Le bateau dansait doucement sous l’action des vaguelettes créées par le passage lointain d’autres bâtiments sur le fleuve. Quelque part, au-dessus de ma tête, des pigeons s’envolèrent pour se percher sur une corniche en roucoulant.

— Difficile ou non, je m’en fiche ! hurle Meina Gladstone. Je veux que la totalité de la flotte du système de Véga se porte à la défense d’Heaven’s Gate. Vous pourrez transférer ensuite les éléments nécessaires sur le Bosquet de Dieu et sur les autres planètes en danger. Notre seul avantage, à l’heure actuelle, c’est la mobilité !

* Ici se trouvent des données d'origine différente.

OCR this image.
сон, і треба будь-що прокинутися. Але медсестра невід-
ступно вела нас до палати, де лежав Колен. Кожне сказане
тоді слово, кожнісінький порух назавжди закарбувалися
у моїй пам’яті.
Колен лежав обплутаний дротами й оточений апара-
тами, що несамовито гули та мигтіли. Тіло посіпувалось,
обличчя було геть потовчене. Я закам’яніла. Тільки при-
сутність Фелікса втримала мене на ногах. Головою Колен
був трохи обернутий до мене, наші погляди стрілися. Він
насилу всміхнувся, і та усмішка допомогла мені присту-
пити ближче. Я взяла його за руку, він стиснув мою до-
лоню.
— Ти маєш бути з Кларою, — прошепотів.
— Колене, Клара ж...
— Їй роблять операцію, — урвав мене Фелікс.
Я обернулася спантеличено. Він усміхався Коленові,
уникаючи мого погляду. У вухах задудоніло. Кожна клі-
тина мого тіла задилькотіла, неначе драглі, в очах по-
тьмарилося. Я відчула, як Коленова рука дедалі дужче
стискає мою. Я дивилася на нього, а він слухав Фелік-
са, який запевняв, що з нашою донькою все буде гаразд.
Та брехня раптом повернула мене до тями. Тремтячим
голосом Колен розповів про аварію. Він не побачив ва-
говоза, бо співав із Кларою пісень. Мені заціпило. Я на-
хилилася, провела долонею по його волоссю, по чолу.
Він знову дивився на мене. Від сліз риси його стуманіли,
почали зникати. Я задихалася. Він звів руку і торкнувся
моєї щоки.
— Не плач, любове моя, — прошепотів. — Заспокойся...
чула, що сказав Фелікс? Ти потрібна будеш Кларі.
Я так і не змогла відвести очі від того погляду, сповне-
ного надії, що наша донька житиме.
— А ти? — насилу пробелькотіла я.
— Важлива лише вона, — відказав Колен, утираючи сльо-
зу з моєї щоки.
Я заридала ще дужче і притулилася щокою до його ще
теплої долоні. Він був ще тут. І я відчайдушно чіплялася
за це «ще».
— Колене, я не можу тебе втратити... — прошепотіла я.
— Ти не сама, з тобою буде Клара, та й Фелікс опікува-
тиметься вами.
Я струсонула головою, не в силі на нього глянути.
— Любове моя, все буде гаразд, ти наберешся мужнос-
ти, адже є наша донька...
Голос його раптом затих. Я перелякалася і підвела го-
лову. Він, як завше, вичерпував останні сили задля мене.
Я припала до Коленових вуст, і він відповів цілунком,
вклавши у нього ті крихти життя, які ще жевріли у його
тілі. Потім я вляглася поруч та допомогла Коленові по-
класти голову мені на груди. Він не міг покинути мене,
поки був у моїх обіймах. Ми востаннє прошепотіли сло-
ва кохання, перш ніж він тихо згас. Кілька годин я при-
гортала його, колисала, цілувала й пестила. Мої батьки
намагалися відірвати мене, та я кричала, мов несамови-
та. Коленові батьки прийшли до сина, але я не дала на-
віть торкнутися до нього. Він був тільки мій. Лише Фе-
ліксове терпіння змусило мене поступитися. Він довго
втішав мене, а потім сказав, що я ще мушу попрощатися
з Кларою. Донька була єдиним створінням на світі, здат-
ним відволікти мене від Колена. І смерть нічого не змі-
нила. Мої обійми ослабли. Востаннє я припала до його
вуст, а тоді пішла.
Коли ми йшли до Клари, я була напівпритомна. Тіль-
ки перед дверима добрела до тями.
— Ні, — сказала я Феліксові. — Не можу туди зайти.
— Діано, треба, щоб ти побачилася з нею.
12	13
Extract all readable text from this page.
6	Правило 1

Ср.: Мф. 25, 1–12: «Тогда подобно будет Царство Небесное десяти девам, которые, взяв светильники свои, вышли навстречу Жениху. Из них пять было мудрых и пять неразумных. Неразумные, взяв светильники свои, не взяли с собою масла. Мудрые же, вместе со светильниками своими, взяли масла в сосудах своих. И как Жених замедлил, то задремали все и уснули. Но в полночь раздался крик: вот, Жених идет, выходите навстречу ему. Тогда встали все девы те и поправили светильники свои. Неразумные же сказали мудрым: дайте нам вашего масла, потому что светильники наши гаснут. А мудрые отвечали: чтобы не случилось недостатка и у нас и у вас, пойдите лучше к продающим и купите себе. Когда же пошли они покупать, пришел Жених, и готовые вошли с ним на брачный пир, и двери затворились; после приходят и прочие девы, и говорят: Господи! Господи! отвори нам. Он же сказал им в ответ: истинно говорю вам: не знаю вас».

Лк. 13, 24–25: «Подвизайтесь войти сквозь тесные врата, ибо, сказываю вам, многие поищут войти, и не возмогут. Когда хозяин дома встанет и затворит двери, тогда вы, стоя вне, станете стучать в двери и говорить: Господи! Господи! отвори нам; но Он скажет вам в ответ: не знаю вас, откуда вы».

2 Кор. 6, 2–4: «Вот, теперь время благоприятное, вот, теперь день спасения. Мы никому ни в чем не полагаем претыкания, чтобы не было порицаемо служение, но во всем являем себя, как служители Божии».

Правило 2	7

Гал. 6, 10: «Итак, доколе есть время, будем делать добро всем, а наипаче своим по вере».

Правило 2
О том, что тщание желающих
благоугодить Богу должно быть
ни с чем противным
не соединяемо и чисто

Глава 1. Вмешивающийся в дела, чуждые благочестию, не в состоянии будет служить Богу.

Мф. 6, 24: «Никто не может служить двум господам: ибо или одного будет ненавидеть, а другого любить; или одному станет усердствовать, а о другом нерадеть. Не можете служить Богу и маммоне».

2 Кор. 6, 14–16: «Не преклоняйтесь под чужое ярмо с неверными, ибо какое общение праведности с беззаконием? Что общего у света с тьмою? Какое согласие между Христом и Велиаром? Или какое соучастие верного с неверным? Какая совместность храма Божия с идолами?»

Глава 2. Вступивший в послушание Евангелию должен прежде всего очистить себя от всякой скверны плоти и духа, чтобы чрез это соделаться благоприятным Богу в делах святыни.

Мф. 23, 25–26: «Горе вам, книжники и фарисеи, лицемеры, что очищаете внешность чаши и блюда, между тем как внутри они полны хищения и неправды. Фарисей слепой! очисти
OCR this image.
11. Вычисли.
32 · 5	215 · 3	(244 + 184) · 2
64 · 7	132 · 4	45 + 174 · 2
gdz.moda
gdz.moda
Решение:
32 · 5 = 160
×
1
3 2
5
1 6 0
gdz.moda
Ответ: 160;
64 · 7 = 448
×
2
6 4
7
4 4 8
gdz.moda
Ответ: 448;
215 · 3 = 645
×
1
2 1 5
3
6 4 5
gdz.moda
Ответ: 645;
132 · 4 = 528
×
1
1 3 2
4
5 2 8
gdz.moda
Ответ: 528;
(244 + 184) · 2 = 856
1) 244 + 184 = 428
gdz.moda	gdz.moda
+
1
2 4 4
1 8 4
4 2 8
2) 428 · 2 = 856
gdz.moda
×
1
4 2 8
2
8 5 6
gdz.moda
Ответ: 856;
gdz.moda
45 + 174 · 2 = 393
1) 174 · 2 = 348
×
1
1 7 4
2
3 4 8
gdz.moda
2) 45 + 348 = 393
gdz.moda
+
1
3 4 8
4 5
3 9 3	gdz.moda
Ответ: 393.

Le visage de l’amiral Singh est noir de frustration.

— Trop dangereux, H. Présidente ! Si nous transférons directement la flotte dans l’espace de Véga, elle court le risque terrible de se retrouver coupée du Retz. Ils feront tout pour détruire la sphère de singularité qui relie ce système aux autres mondes de l’Hégémonie.

— Protégez-la ! coupe Gladstone, glaciale. Nos coûteux vaisseaux de combat sont là pour ça, n’est-ce pas ?

Singh se tourne vers Morpurgo et les autres galonnés comme pour quémander de l’aide, mais personne ne dit rien. Le mur est couvert de colonnes de tableaux de chiffres sans cesse modifiés. Personne n’y prête attention.

— Toutes nos ressources sont actuellement consacrées à la protection de la sphère de singularité du système d’Hypérion, reprend l’amiral Singh d’une voix moins forte, en espaçant soigneusement ses mots. Il est très difficile de se replier sous le feu de l’ennemi, particulièrement sous l’assaut d’un essaim entier, comme c’est le cas là-bas. Si cette sphère-là devait être détruite, notre flotte se retrouverait isolée, avec un déficit de temps de dix-huit mois par rapport au Retz. La guerre serait perdue avant leur retour.

Gladstone hoche rapidement la tête.

— Je ne vous demande pas de renoncer à défendre cette sphère de singularité avant le repli de notre flotte, amiral. J’ai déjà accepté l’idée de leur abandonner Hypérion avant l’évacuation de tous nos vaisseaux qui sont encore là-bas. Mais j’insiste pour que nous ne les laissions pas s’emparer d’autres planètes du Retz sans combat.